Historic house in Virginia, United States

Hunting Quarter is a historic plantation house located near Sussex Court House, Sussex County, Virginia. The main house was built between 1745 and 1772, and is a 1 1/2-story, five-bay, single-pile, center hall, frame dwelling. It has a gambrel roof with dormers and exterior end chimneys. Attached to the main section is a rear ell added in 1887, and two small porches added in the 20th century. Also on the property are a contributing smokehouse, the sites of four outbuildings, the Harrison family cemetery, and a slave cemetery.
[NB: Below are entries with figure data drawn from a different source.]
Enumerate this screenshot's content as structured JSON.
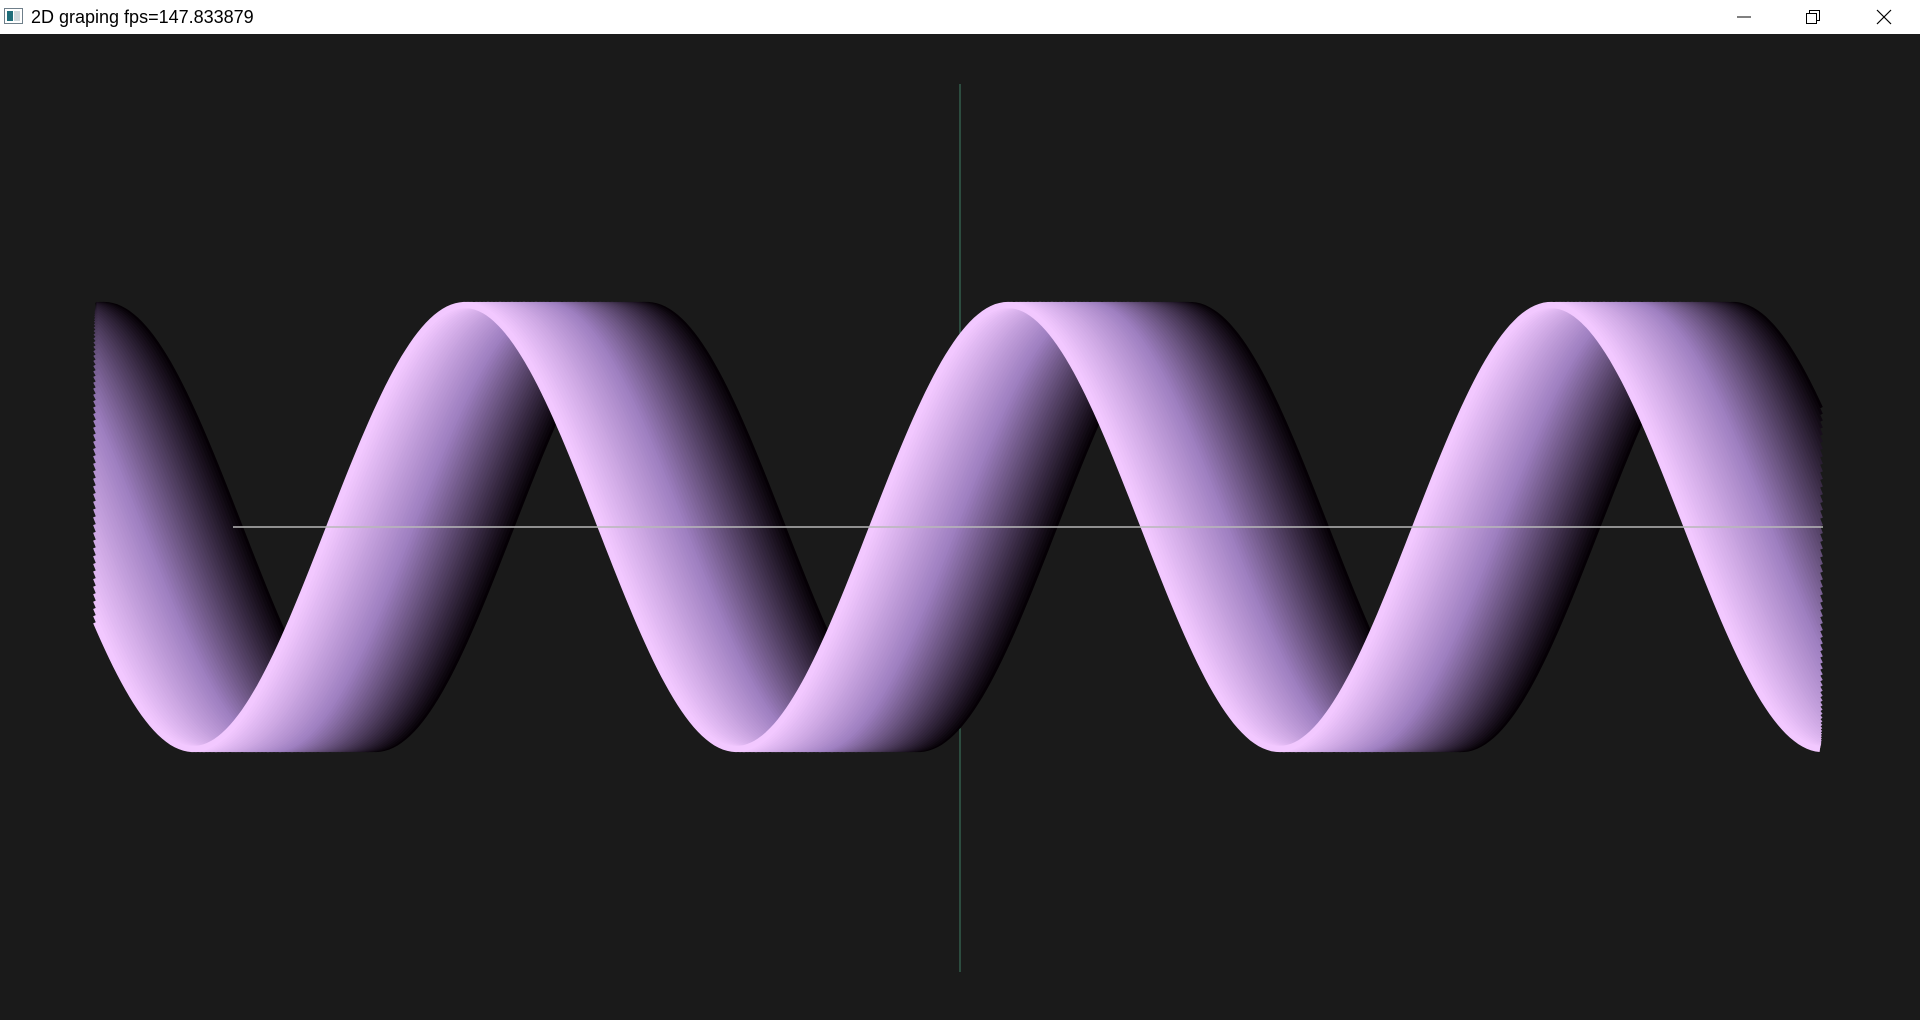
{
  "window": {
    "title": "2D graping fps=147.833879"
  },
  "titlebar_buttons": {
    "minimize": "minimize-icon",
    "restore": "restore-icon",
    "close": "close-icon"
  },
  "plot": {
    "background_color": "#1a1a1a",
    "x_axis_color": "#b8b8b8",
    "y_axis_color": "#3f7f64",
    "ribbon_highlight_color": "#f2c8ff",
    "ribbon_mid_color": "#9e7fc0",
    "ribbon_shadow_color": "#050005",
    "curve": "sine ribbon",
    "cycles_visible": 3.2
  }
}
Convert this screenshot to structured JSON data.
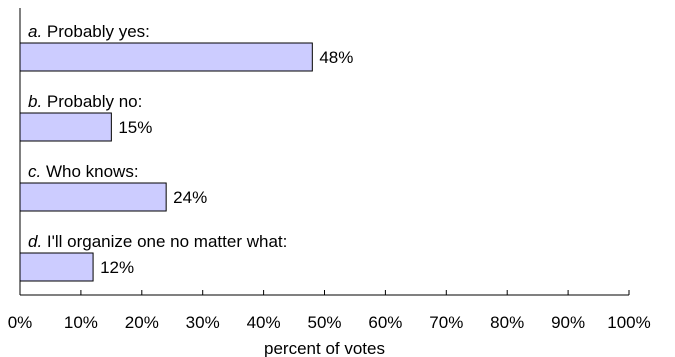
{
  "chart_data": {
    "type": "bar",
    "orientation": "horizontal",
    "categories": [
      {
        "prefix": "a.",
        "label": "Probably yes:"
      },
      {
        "prefix": "b.",
        "label": "Probably no:"
      },
      {
        "prefix": "c.",
        "label": "Who knows:"
      },
      {
        "prefix": "d.",
        "label": "I'll organize one no matter what:"
      }
    ],
    "values": [
      48,
      15,
      24,
      12
    ],
    "value_labels": [
      "48%",
      "15%",
      "24%",
      "12%"
    ],
    "xlabel": "percent of votes",
    "xlim": [
      0,
      100
    ],
    "x_ticks": [
      "0%",
      "10%",
      "20%",
      "30%",
      "40%",
      "50%",
      "60%",
      "70%",
      "80%",
      "90%",
      "100%"
    ],
    "grid": false,
    "legend": "none",
    "colors": {
      "bar_fill": "#ccccff",
      "bar_stroke": "#000000",
      "axis": "#000000"
    }
  }
}
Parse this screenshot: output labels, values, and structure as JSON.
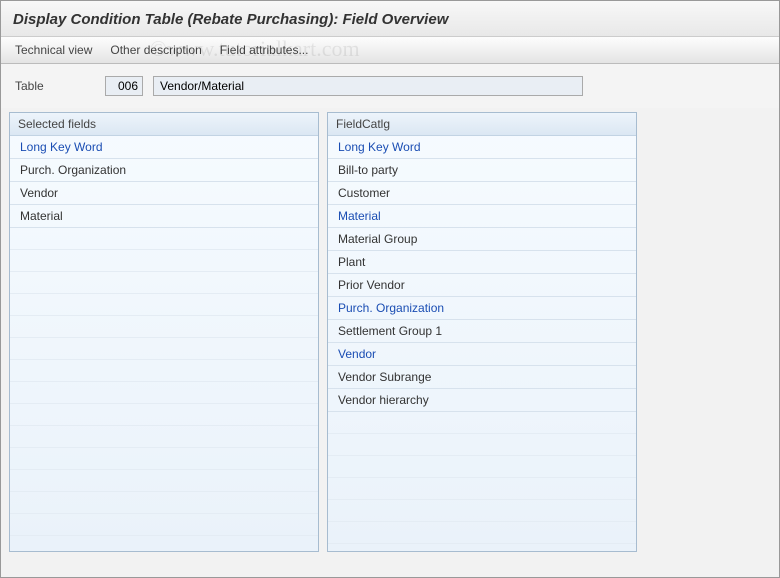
{
  "header": {
    "title": "Display Condition Table (Rebate Purchasing): Field Overview"
  },
  "toolbar": {
    "items": [
      {
        "label": "Technical view"
      },
      {
        "label": "Other description"
      },
      {
        "label": "Field attributes..."
      }
    ]
  },
  "form": {
    "label": "Table",
    "code": "006",
    "description": "Vendor/Material"
  },
  "panels": {
    "selected": {
      "title": "Selected fields",
      "rows": [
        {
          "label": "Long Key Word",
          "link": true
        },
        {
          "label": "Purch. Organization",
          "link": false
        },
        {
          "label": "Vendor",
          "link": false
        },
        {
          "label": "Material",
          "link": false
        }
      ]
    },
    "catalog": {
      "title": "FieldCatlg",
      "rows": [
        {
          "label": "Long Key Word",
          "link": true
        },
        {
          "label": "Bill-to party",
          "link": false
        },
        {
          "label": "Customer",
          "link": false
        },
        {
          "label": "Material",
          "link": true
        },
        {
          "label": "Material Group",
          "link": false
        },
        {
          "label": "Plant",
          "link": false
        },
        {
          "label": "Prior Vendor",
          "link": false
        },
        {
          "label": "Purch. Organization",
          "link": true
        },
        {
          "label": "Settlement Group 1",
          "link": false
        },
        {
          "label": "Vendor",
          "link": true
        },
        {
          "label": "Vendor Subrange",
          "link": false
        },
        {
          "label": "Vendor hierarchy",
          "link": false
        }
      ]
    }
  },
  "watermark": "©www.tutorialkart.com"
}
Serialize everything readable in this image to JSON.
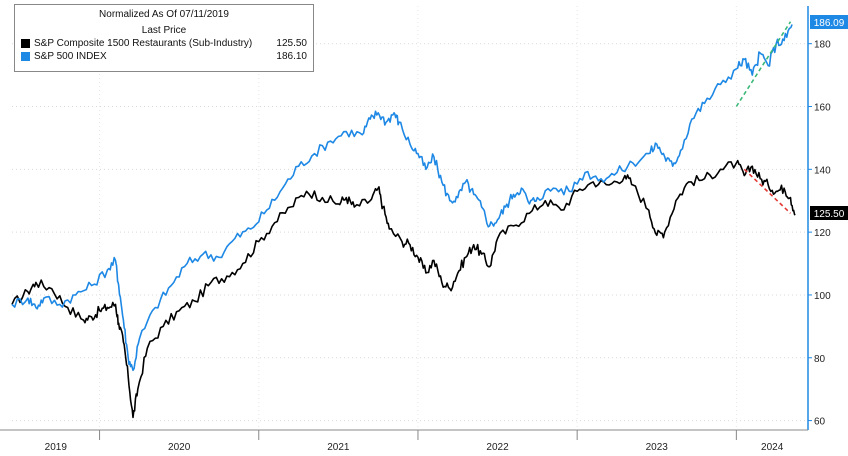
{
  "legend": {
    "header_line1": "Normalized As Of 07/11/2019",
    "header_line2": "Last Price",
    "series": [
      {
        "name": "S&P Composite 1500 Restaurants (Sub-Industry)",
        "value": "125.50",
        "color": "#000000"
      },
      {
        "name": "S&P 500 INDEX",
        "value": "186.10",
        "color": "#1e88e5"
      }
    ]
  },
  "badges": {
    "sp500_last": "186.09",
    "restaurants_last": "125.50"
  },
  "chart_data": {
    "type": "line",
    "x_tick_labels": [
      "2019",
      "2020",
      "2021",
      "2022",
      "2023",
      "2024"
    ],
    "y_ticks": [
      60,
      80,
      100,
      120,
      140,
      160,
      180
    ],
    "ylim": [
      57,
      192
    ],
    "xlim": [
      2019.45,
      2024.45
    ],
    "grid": true,
    "legend_position": "top-left",
    "series": [
      {
        "name": "S&P Composite 1500 Restaurants (Sub-Industry)",
        "color": "#000000",
        "points": [
          [
            2019.45,
            97
          ],
          [
            2019.55,
            101
          ],
          [
            2019.6,
            104
          ],
          [
            2019.7,
            102
          ],
          [
            2019.8,
            96
          ],
          [
            2019.9,
            92
          ],
          [
            2019.95,
            93
          ],
          [
            2020.0,
            95
          ],
          [
            2020.05,
            96
          ],
          [
            2020.1,
            97
          ],
          [
            2020.12,
            91
          ],
          [
            2020.15,
            85
          ],
          [
            2020.18,
            74
          ],
          [
            2020.21,
            61
          ],
          [
            2020.24,
            70
          ],
          [
            2020.3,
            83
          ],
          [
            2020.4,
            90
          ],
          [
            2020.5,
            95
          ],
          [
            2020.6,
            98
          ],
          [
            2020.7,
            104
          ],
          [
            2020.8,
            106
          ],
          [
            2020.9,
            110
          ],
          [
            2021.0,
            117
          ],
          [
            2021.1,
            123
          ],
          [
            2021.2,
            128
          ],
          [
            2021.3,
            133
          ],
          [
            2021.4,
            131
          ],
          [
            2021.5,
            129
          ],
          [
            2021.55,
            131
          ],
          [
            2021.6,
            128
          ],
          [
            2021.7,
            130
          ],
          [
            2021.75,
            134
          ],
          [
            2021.78,
            128
          ],
          [
            2021.82,
            121
          ],
          [
            2021.9,
            117
          ],
          [
            2021.95,
            116
          ],
          [
            2022.0,
            112
          ],
          [
            2022.05,
            107
          ],
          [
            2022.1,
            111
          ],
          [
            2022.15,
            104
          ],
          [
            2022.2,
            102
          ],
          [
            2022.25,
            107
          ],
          [
            2022.3,
            112
          ],
          [
            2022.35,
            116
          ],
          [
            2022.4,
            113
          ],
          [
            2022.45,
            109
          ],
          [
            2022.5,
            118
          ],
          [
            2022.6,
            122
          ],
          [
            2022.7,
            126
          ],
          [
            2022.8,
            130
          ],
          [
            2022.9,
            127
          ],
          [
            2023.0,
            133
          ],
          [
            2023.1,
            136
          ],
          [
            2023.2,
            135
          ],
          [
            2023.3,
            138
          ],
          [
            2023.35,
            135
          ],
          [
            2023.45,
            127
          ],
          [
            2023.5,
            119
          ],
          [
            2023.55,
            120
          ],
          [
            2023.62,
            130
          ],
          [
            2023.7,
            136
          ],
          [
            2023.8,
            137
          ],
          [
            2023.9,
            140
          ],
          [
            2024.0,
            142
          ],
          [
            2024.05,
            138
          ],
          [
            2024.1,
            141
          ],
          [
            2024.15,
            137
          ],
          [
            2024.2,
            135
          ],
          [
            2024.25,
            133
          ],
          [
            2024.3,
            134
          ],
          [
            2024.34,
            131
          ],
          [
            2024.37,
            125.5
          ]
        ]
      },
      {
        "name": "S&P 500 INDEX",
        "color": "#1e88e5",
        "points": [
          [
            2019.45,
            97
          ],
          [
            2019.55,
            99
          ],
          [
            2019.6,
            96
          ],
          [
            2019.65,
            99
          ],
          [
            2019.75,
            97
          ],
          [
            2019.85,
            100
          ],
          [
            2019.95,
            103
          ],
          [
            2020.05,
            108
          ],
          [
            2020.1,
            111
          ],
          [
            2020.12,
            103
          ],
          [
            2020.15,
            92
          ],
          [
            2020.18,
            80
          ],
          [
            2020.21,
            76
          ],
          [
            2020.25,
            86
          ],
          [
            2020.35,
            96
          ],
          [
            2020.45,
            103
          ],
          [
            2020.55,
            110
          ],
          [
            2020.65,
            113
          ],
          [
            2020.75,
            112
          ],
          [
            2020.85,
            118
          ],
          [
            2020.95,
            121
          ],
          [
            2021.05,
            127
          ],
          [
            2021.15,
            134
          ],
          [
            2021.25,
            141
          ],
          [
            2021.35,
            145
          ],
          [
            2021.45,
            149
          ],
          [
            2021.55,
            152
          ],
          [
            2021.65,
            151
          ],
          [
            2021.7,
            156
          ],
          [
            2021.75,
            158
          ],
          [
            2021.8,
            155
          ],
          [
            2021.85,
            158
          ],
          [
            2021.88,
            155
          ],
          [
            2021.95,
            148
          ],
          [
            2022.0,
            145
          ],
          [
            2022.05,
            140
          ],
          [
            2022.1,
            144
          ],
          [
            2022.15,
            136
          ],
          [
            2022.2,
            130
          ],
          [
            2022.25,
            131
          ],
          [
            2022.3,
            136
          ],
          [
            2022.35,
            132
          ],
          [
            2022.4,
            128
          ],
          [
            2022.45,
            122
          ],
          [
            2022.5,
            124
          ],
          [
            2022.55,
            128
          ],
          [
            2022.6,
            132
          ],
          [
            2022.65,
            134
          ],
          [
            2022.7,
            129
          ],
          [
            2022.75,
            131
          ],
          [
            2022.85,
            134
          ],
          [
            2022.95,
            133
          ],
          [
            2023.05,
            139
          ],
          [
            2023.15,
            137
          ],
          [
            2023.25,
            139
          ],
          [
            2023.35,
            142
          ],
          [
            2023.45,
            145
          ],
          [
            2023.5,
            148
          ],
          [
            2023.55,
            144
          ],
          [
            2023.6,
            141
          ],
          [
            2023.65,
            146
          ],
          [
            2023.72,
            156
          ],
          [
            2023.8,
            161
          ],
          [
            2023.9,
            167
          ],
          [
            2024.0,
            172
          ],
          [
            2024.05,
            175
          ],
          [
            2024.1,
            170
          ],
          [
            2024.15,
            177
          ],
          [
            2024.2,
            173
          ],
          [
            2024.25,
            180
          ],
          [
            2024.3,
            181
          ],
          [
            2024.35,
            186.1
          ]
        ]
      }
    ],
    "annotations": [
      {
        "type": "trend-arrow",
        "color": "#3cb878",
        "style": "dashed",
        "from": [
          2024.0,
          160
        ],
        "to": [
          2024.34,
          187
        ]
      },
      {
        "type": "trend-arrow",
        "color": "#e53935",
        "style": "dashed",
        "from": [
          2024.05,
          140
        ],
        "to": [
          2024.34,
          126
        ]
      }
    ]
  }
}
Hunting Quarter was built by Captain Henry Harrison (c. 1736 – 1772), son of Benjamin Harrison IV of Berkeley. During the French and Indian War, Captain Harrison was stationed at Fort Duquesne, he served as a captain under Major General Edward Braddock and later under Lieutenant Colonel George Washington. Captain Harrison was a brother of Benjamin Harrison V, signer of the Declaration of Independence and the fifth Governor of Virginia. Captain Harrison was a breeder of Thoroughbred horses. Silver Heels, perhaps his most famous race horse, was listed among other Thoroughbreds in the inventory of his estate taken after his death in 1772. According to tradition, a walking cane that belonged to US President William Henry Harrison, a nephew of the builder, once hung over one of the mantels in the house. Captain Harrison is buried in the Harrison family cemetery on the property. "Hunting Quarter" remained in the Harrison family until 1887.

It was listed on the National Register of Historic Places in 1995.

The fields surrounding Hunting Quarter were planted in longleaf pines in the early 2010s.